Nombre de spécialistes soulignent le caractère "hypocrite" de cette loi, qui ne permet pas de donner la mort mais autorise un processus qui s'achève souvent par la mort.

"Je veux pouvoir faire la fête une dernière fois avec mes enfants et à l'aube je veux m'endormir dans la paix et la sérénité", demandait Chantal Sébire qui avait refusé cette sédation.

Marie Humbert, qui a provoqué en 2003 la mort de son fils, rappelle : "ce que ne voulait pas Vincent, c'est partir tout doucement, sans s'en apercevoir. Il voulait partir le jour où il l'avait décidé".

Les professionnels sont souvent réservés.

"Il n'est pas possible de faire porter à une seule personne une action qui est du côté du meurtre", estime Jacqueline Maillard, psychologue. Elle insiste sur la nécessité de "sortir de la clandestinité", d'avoir du débat collectif.

En cas de dépénalisation de l'euthanasie, certains craignent les dérives d'une loi "qui ouvrirait à la possibilité d'éliminer ceux qui nous dérangent", comme le note Marie de Hennezel, psychanalyste, dans son récent rapport sur les soins palliatifs.

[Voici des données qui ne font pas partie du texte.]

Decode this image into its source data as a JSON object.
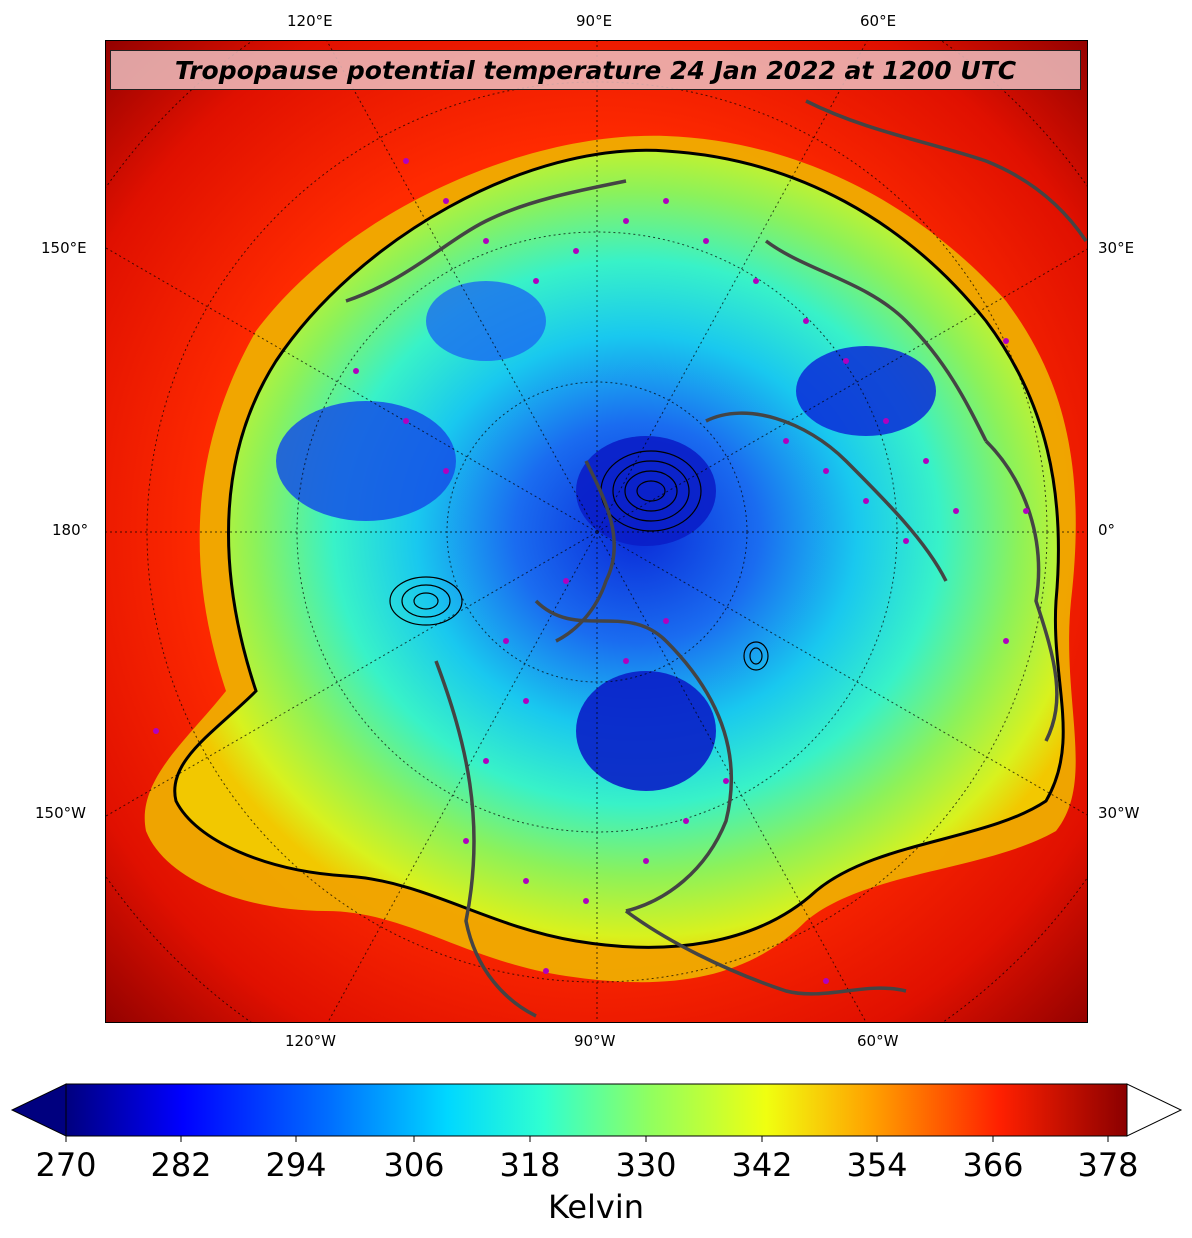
{
  "map": {
    "title": "Tropopause potential temperature 24 Jan 2022 at 1200 UTC",
    "top_labels": [
      "120°E",
      "90°E",
      "60°E"
    ],
    "bottom_labels": [
      "120°W",
      "90°W",
      "60°W"
    ],
    "left_labels": [
      "150°E",
      "180°",
      "150°W"
    ],
    "right_labels": [
      "30°E",
      "0°",
      "30°W"
    ]
  },
  "colorbar": {
    "ticks": [
      "270",
      "282",
      "294",
      "306",
      "318",
      "330",
      "342",
      "354",
      "366",
      "378"
    ],
    "unit": "Kelvin",
    "colors": [
      "#00007f",
      "#0000ff",
      "#0060ff",
      "#00c8ff",
      "#30ffd0",
      "#90ff60",
      "#e8ff10",
      "#ffa000",
      "#ff3000",
      "#8b0000"
    ]
  }
}
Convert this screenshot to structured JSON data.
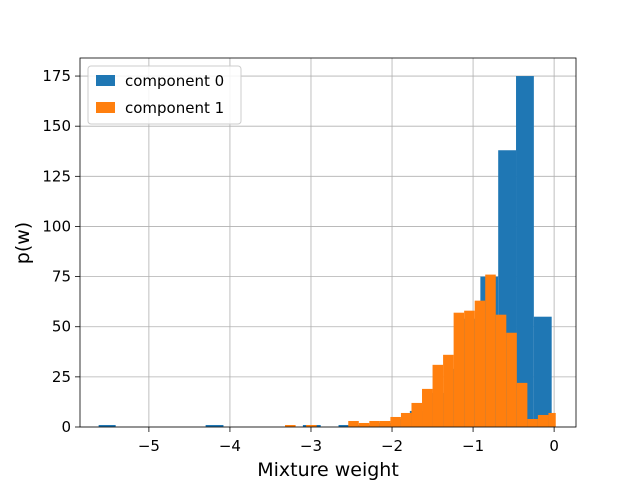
{
  "chart_data": {
    "type": "bar",
    "title": "",
    "xlabel": "Mixture weight",
    "ylabel": "p(w)",
    "xlim": [
      -5.85,
      0.27
    ],
    "ylim": [
      0,
      184
    ],
    "xticks": [
      -5,
      -4,
      -3,
      -2,
      -1,
      0
    ],
    "xtick_labels": [
      "−5",
      "−4",
      "−3",
      "−2",
      "−1",
      "0"
    ],
    "yticks": [
      0,
      25,
      50,
      75,
      100,
      125,
      150,
      175
    ],
    "ytick_labels": [
      "0",
      "25",
      "50",
      "75",
      "100",
      "125",
      "150",
      "175"
    ],
    "grid": true,
    "legend_position": "top-left",
    "series": [
      {
        "name": "component 0",
        "color": "#1f77b4",
        "bins": [
          {
            "x0": -5.62,
            "x1": -5.41,
            "value": 1
          },
          {
            "x0": -4.3,
            "x1": -4.08,
            "value": 1
          },
          {
            "x0": -3.1,
            "x1": -2.88,
            "value": 1
          },
          {
            "x0": -2.66,
            "x1": -2.44,
            "value": 1
          },
          {
            "x0": -2.44,
            "x1": -2.22,
            "value": 1
          },
          {
            "x0": -2.22,
            "x1": -2.0,
            "value": 2
          },
          {
            "x0": -2.0,
            "x1": -1.78,
            "value": 4
          },
          {
            "x0": -1.78,
            "x1": -1.56,
            "value": 8
          },
          {
            "x0": -1.56,
            "x1": -1.34,
            "value": 17
          },
          {
            "x0": -1.34,
            "x1": -1.13,
            "value": 29
          },
          {
            "x0": -1.13,
            "x1": -0.91,
            "value": 54
          },
          {
            "x0": -0.91,
            "x1": -0.69,
            "value": 75
          },
          {
            "x0": -0.69,
            "x1": -0.47,
            "value": 138
          },
          {
            "x0": -0.47,
            "x1": -0.25,
            "value": 175
          },
          {
            "x0": -0.25,
            "x1": -0.03,
            "value": 55
          }
        ]
      },
      {
        "name": "component 1",
        "color": "#ff7f0e",
        "bins": [
          {
            "x0": -3.32,
            "x1": -3.19,
            "value": 1
          },
          {
            "x0": -3.06,
            "x1": -2.93,
            "value": 1
          },
          {
            "x0": -2.54,
            "x1": -2.41,
            "value": 3
          },
          {
            "x0": -2.41,
            "x1": -2.28,
            "value": 2
          },
          {
            "x0": -2.28,
            "x1": -2.15,
            "value": 3
          },
          {
            "x0": -2.15,
            "x1": -2.02,
            "value": 3
          },
          {
            "x0": -2.02,
            "x1": -1.89,
            "value": 5
          },
          {
            "x0": -1.89,
            "x1": -1.76,
            "value": 7
          },
          {
            "x0": -1.76,
            "x1": -1.63,
            "value": 12
          },
          {
            "x0": -1.63,
            "x1": -1.5,
            "value": 19
          },
          {
            "x0": -1.5,
            "x1": -1.37,
            "value": 31
          },
          {
            "x0": -1.37,
            "x1": -1.24,
            "value": 36
          },
          {
            "x0": -1.24,
            "x1": -1.11,
            "value": 57
          },
          {
            "x0": -1.11,
            "x1": -0.98,
            "value": 58
          },
          {
            "x0": -0.98,
            "x1": -0.85,
            "value": 63
          },
          {
            "x0": -0.85,
            "x1": -0.72,
            "value": 76
          },
          {
            "x0": -0.72,
            "x1": -0.59,
            "value": 56
          },
          {
            "x0": -0.59,
            "x1": -0.46,
            "value": 47
          },
          {
            "x0": -0.46,
            "x1": -0.33,
            "value": 22
          },
          {
            "x0": -0.33,
            "x1": -0.2,
            "value": 4
          },
          {
            "x0": -0.2,
            "x1": -0.07,
            "value": 6
          },
          {
            "x0": -0.07,
            "x1": 0.02,
            "value": 7
          }
        ]
      }
    ]
  }
}
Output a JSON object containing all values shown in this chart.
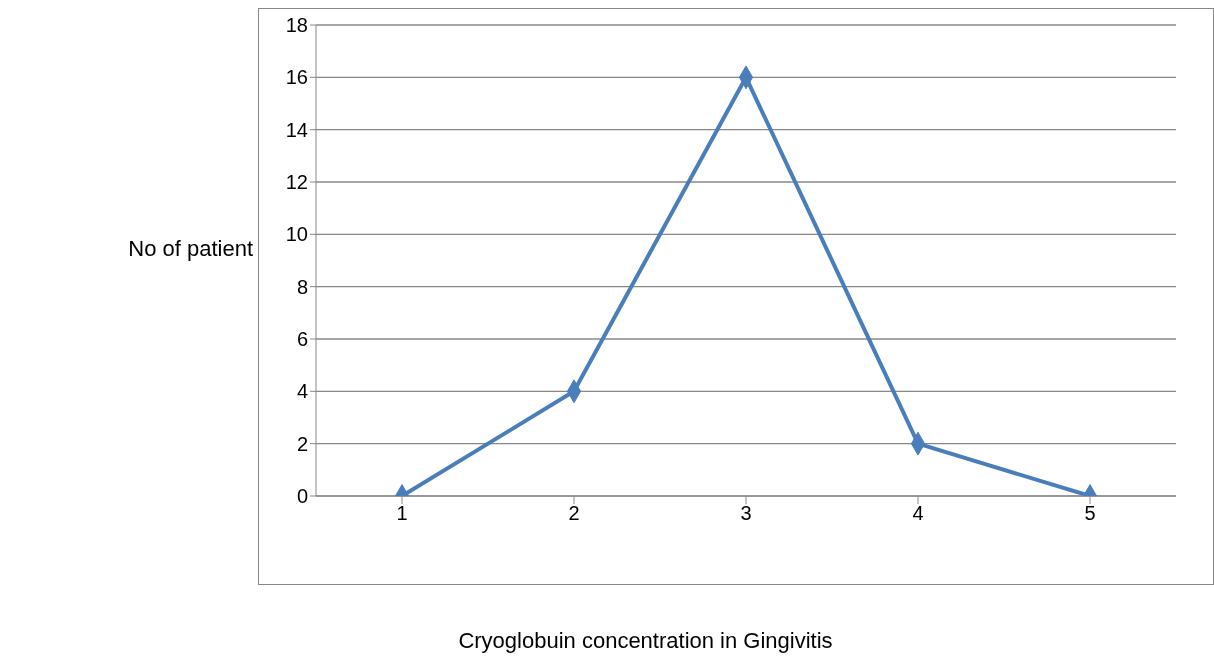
{
  "chart_data": {
    "type": "line",
    "xlabel": "Cryoglobuin concentration in Gingivitis",
    "ylabel": "No of patient",
    "categories": [
      "1",
      "2",
      "3",
      "4",
      "5"
    ],
    "series": [
      {
        "color": "#4a7ebb",
        "values": [
          0,
          4,
          16,
          2,
          0
        ]
      }
    ],
    "ylim": [
      0,
      18
    ],
    "yticks": [
      0,
      2,
      4,
      6,
      8,
      10,
      12,
      14,
      16,
      18
    ],
    "grid": "y",
    "marker": "diamond",
    "line_style": "solid"
  }
}
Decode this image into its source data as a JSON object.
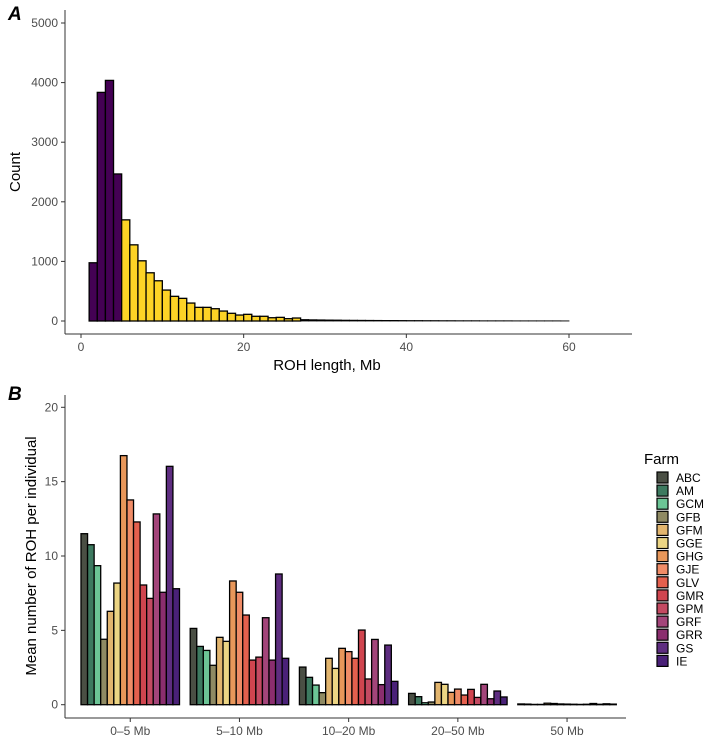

Les malades en fin de vie, "très sensibles à l'ambiance d'angoisse dégagée par les proches", peuvent souhaiter épargner leur entourage par une demande de mort "qui ne correspond pas forcément à leur désir profond", notait le conseil national d'éthique dans un avis de 2000.

Le Dr Lacut cite le cas d'une patiente de 87 ans, qui, après avoir souhaité participer à une dernière réunion familiale de Noël, "tardait à mourir". "C'est bientôt fini ?", demandait la famille.

Nombre de spécialistes conviennent qu'il est des cas où l'équipe médicale peut estimer que la solution la plus humaine est d'aider activement à mourir, sans pour autant dépénaliser l'euthanasie comme le souhaite l'ADMD.

Une décision dont le "caractère transgressif" devrait être maintenu, et qui devrait être prise "collégialement, au terme d'une évaluation sérieuse et d'une réflexion éthique", dit Mme de Hennezel. Jean Leonetti suggère de donner "des instructions aux parquets" pour que "cet acte soit considéré avec beaucoup d'humanité".